Michael J. Paul, Ryen W. White, Eric Horvitz

MSR-TR-2014-144 |

We seek to understand the evolving needs of people who are faced with a life-changing medical diagnosis based on analyses of queries extracted from an anonymized search query log. Focusing on breast cancer, we manually tag a set of Web searchers as showing disruptive shifts in focus of attention and long-term patterns of search behavior consistent with the diagnosis and treatment of breast cancer. We build and apply probabilistic classifiers to detect these searchers from multiple sessions and to detect the timing of diagnosis, using a variety of temporal and statistical features. We explore the changes in information-seeking over time before and after an inferred diagnosis of breast cancer by aligning multiple searchers by the likely time of diagnosis. We automatically identify 1700 candidate searchers with an estimated 90% precision, and we predict the day of diagnosis within 15 days with an 88% accuracy. We show that the geographic and demographic attributes of searchers identified with high probability are strongly correlated with ground truth of reported incidence rates.
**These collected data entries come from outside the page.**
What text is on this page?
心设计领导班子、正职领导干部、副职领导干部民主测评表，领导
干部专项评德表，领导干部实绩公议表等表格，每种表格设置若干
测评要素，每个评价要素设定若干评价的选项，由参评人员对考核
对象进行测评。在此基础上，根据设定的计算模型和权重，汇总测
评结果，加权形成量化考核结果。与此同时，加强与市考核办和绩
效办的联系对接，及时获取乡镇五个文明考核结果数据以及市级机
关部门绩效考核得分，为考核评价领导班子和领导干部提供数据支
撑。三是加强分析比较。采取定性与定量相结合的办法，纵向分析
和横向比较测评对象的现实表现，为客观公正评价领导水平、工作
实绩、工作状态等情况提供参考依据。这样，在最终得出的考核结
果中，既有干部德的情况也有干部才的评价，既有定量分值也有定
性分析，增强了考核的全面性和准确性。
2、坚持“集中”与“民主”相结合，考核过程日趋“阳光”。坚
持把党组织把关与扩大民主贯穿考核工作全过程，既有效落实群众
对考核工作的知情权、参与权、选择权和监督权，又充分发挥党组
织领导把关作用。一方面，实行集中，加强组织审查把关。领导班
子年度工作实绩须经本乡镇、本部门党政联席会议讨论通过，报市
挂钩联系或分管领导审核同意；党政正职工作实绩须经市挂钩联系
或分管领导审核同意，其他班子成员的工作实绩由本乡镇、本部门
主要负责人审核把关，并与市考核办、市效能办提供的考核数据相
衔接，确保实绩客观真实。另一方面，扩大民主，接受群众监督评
We then analyze the content of queries over time from searchers for whom diagnosis was predicted, using a detailed ontology of cancer-related search terms. Our analysis reveals the rich temporal structure of the evolving queries of people likely diagnosed with breast cancer. Finally, we focus on subtypes of illness based on inferred stages of cancer and show clinically relevant dynamics of information seeking based on dominant stage expressed by searchers.